In the body Collagen forms the structural element of tissues, and as such provides the main building blocks. It is required for elasticity of the skin, which is our largest organ, where it keeps skin flexible and strong. Strong and flexible skin is our first line of defence against pathogens. In the body, Collagen is what gives ligaments and tendons the strength and elasticity. It is ligaments and tendons which keep our bones and muscles in place.

Why do I need collagen?

Body collagen content is lost at about 1% per year, and woman produce less than men. So by the age of 50, our body only produces half the amounts previously made. Collagen production is affected by environmental stressors such as poor nutrition, sun light, environmental chemicals and ingested chemicals such as cigarettes and recreational drugs, hence why sun exposure and smoking have a bad name with regards to skin. Our bodies are constantly creating new cells to replace the old cells. It is the nutrition we put in our bodies that these cells will be made out of.
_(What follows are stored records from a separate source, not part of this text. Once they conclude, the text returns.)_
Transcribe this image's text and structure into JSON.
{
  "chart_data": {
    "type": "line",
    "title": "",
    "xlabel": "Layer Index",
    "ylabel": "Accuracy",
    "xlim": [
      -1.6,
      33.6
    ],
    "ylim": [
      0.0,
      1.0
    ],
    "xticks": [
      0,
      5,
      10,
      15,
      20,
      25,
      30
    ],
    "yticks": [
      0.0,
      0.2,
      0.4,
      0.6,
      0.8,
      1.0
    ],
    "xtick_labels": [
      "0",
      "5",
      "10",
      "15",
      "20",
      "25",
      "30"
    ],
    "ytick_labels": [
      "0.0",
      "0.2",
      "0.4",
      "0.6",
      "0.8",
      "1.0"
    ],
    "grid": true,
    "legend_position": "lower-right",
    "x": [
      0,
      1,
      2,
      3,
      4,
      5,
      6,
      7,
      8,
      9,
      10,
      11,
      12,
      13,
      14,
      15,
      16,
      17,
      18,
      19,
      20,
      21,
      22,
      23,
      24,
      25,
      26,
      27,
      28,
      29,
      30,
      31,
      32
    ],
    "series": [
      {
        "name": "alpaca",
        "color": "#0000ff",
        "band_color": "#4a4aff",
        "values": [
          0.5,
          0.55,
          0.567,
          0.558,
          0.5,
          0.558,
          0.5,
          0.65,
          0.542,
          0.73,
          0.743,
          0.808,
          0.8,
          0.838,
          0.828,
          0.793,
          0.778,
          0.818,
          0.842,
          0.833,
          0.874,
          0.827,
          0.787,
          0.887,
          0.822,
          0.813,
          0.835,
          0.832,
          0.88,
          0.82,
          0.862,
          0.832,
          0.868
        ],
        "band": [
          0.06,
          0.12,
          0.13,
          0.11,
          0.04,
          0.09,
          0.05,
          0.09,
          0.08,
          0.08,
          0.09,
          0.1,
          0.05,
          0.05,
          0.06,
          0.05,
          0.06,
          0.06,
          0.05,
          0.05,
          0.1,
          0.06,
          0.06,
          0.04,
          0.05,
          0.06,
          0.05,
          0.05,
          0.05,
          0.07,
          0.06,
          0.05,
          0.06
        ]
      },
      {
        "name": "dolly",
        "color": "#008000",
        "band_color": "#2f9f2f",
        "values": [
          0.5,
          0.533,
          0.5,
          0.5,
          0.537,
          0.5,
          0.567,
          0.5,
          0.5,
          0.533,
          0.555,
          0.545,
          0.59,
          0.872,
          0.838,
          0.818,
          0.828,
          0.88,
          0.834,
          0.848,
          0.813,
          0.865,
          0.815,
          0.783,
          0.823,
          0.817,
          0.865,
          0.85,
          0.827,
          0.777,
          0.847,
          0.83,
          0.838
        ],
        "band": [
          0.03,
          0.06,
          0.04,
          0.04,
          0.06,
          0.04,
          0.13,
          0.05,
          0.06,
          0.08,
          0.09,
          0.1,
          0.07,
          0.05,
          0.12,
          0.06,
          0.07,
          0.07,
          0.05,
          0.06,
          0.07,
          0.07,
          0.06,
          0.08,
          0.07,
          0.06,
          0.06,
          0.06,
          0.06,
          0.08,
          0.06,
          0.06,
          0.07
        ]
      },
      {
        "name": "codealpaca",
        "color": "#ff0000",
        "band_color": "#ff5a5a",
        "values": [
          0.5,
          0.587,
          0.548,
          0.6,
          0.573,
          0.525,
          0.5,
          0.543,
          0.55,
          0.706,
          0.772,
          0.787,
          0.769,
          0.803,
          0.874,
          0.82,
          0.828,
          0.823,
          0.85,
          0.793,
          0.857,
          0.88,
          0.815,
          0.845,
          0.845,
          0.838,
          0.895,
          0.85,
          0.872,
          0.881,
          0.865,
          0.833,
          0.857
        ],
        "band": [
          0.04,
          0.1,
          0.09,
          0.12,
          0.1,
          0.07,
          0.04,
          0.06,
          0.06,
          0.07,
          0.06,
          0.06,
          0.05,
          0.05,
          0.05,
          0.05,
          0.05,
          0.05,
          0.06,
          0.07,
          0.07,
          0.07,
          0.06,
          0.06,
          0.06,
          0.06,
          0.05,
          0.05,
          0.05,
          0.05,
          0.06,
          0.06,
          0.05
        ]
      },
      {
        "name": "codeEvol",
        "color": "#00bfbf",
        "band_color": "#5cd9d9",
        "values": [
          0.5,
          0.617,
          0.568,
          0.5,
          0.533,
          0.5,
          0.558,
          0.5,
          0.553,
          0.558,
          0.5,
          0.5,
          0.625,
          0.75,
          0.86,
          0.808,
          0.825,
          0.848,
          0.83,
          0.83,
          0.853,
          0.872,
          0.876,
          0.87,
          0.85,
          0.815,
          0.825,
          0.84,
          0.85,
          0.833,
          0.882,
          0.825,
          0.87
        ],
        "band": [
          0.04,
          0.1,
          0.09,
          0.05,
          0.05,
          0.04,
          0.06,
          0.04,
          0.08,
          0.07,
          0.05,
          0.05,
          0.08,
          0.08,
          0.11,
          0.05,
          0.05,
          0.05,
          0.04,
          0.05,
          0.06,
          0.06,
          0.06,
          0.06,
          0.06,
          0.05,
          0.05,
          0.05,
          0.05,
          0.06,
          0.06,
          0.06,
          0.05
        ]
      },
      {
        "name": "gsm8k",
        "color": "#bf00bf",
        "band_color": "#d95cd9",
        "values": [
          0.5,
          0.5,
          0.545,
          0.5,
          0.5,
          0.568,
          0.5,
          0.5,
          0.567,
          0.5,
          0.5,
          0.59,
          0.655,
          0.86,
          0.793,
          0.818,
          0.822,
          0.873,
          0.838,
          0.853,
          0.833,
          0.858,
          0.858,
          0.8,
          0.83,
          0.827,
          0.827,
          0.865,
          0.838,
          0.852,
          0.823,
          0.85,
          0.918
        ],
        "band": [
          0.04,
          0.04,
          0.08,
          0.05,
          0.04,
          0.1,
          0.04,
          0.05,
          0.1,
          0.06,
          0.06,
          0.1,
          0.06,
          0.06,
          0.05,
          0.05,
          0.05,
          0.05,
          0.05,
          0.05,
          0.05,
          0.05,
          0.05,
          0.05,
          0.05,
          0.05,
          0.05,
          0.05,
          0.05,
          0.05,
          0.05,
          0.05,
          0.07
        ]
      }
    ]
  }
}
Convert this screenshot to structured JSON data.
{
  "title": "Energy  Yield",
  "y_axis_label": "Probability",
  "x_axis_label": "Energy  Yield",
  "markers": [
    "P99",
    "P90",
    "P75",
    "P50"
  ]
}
Providing your body with a direct source of collagen maybe beneficial in providing the nutrition your body requires.

How do I take collagen supplements?

Collagen is available in a capsule, tablet, powder, or as part of a blend, most often in skin blends, as well as skin creams and sprays. Topically collagen cream and treatments can be used at any time of day, however most commonly at night. If you want to use collagen as a therapeutic agent orally, it is best to take it on an empty stomach with a carbohydrate snack such as a piece of fruit. Proteins which are broken down into amino acids compete for absorption with each other, so taking it away from protein allows your body to utilise more Collagen.